Should. We now enter the duty conundrum. Without a sense of duty or responsibility our language would have no use for such a word. Now, duty can be a very good thing and a definite motivator. It would be wrong of me to assume that what I want to do will always be the best for me (or others). If this were the case we’d all be a bunch of fornicating beasts, tricked out on candy and acid, rolling around in the dirt. Sometimes mother does indeed know best in the end, even if you don’t agree with her during the process.
I feel a responsibility towards my studies, my family, my friends, my passions, etc., but often with school these duties come into conflict with one another. My education is very important to me, as I described above. I work myself over now with the expectation that it will pay off in the future. What’s four years of moderate hair-pulling, when compared to forty years of doing meaningful work that actualizes my spirit and allows me to embrace all of my passions?

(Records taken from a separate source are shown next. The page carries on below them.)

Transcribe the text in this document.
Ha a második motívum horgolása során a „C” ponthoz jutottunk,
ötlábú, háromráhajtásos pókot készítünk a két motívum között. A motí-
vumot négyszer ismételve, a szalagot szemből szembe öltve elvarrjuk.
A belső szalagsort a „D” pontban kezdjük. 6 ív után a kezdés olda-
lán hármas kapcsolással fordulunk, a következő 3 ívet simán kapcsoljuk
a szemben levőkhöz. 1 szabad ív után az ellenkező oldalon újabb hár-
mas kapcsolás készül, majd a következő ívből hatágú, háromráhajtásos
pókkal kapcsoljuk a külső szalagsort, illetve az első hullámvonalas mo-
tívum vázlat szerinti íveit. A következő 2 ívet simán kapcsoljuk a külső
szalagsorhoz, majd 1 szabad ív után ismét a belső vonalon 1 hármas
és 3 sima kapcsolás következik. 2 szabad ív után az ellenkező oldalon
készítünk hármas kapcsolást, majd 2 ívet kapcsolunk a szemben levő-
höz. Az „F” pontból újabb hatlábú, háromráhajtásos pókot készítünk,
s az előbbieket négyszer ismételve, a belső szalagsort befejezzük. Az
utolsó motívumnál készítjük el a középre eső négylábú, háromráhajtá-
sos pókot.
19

But then comes the unsettling squawk from the other side. A few of my post-graduate friends have been telling me about how horrible the Real World is, and I don’t think they’re talking about the MTV show with cameras and drama and low-riding pants. Will my friends’ pitiful situation become mine next year? Perhaps. There is no rational reason to assume that their experience will be my own, but there is also no reason to assume that my experience will differ so wildly from the common. I see graduates all over the place that are miserable, unproductive little scamps, and I actually haven’t heard any stories about anyone graduating from college and doing anything enjoyable or meaningful.
So does this mean I should binge while there’s still time? Should I sacrifice all my work so I can enjoy what is apparently the last year of my life? Well, going to that extreme would be just as nauseating as studying every waking hour, but it raises the question of how much fun I can actually get away with without compromising my academic excellence.
I have a curious approach to school that has maintained a 4.0 for the last two semesters and the Dean’s List for the last six. I bust my ass all year while most kids are living it up, and I cut loose during finals week when everyone else is grinding away in textbooks. Last winter I went snowboarding almost every day during finals week, sometimes between two finals on the same day. It was bliss. It also presents an unsettling ratio, as most students get, what?, 16 weeks of collegiate excess to my one. During that week it all seems worth it, believe me, but in the weeks leading up it is most frustrating.
And once again we are presented with the backwards reward structure of college. By busting my ass in school I am conducting myself under a reward structure that’s on a completely different time-scale than that of the non-academic lushes. I’m projecting my enjoyment years into the future, which begs the question of whether or not my efforts are worth it. The lush has made an enticing point with his Carpe Diem attitude now, which likely includes a ‘settling down’ in the future. I don’t want to settle down, though. I never want to settle down. There’s too much to see, to do, to enjoy in the world, that cannot be crammed into four tiny years as a university. Just as I work hard to get my lazy days of finals week, I grind through my academics now to insure the blissful years of meaningful work in my future.
Mind you that I don’t think my experience is anything original; that I suffer more than any other student on the block. Also mind you that I can only speak personally of my experience, as clairvoyance still isn’t taught in college, even as an elective. This is the truth for me, and if that’s all it can build up to, well, fine. So be it.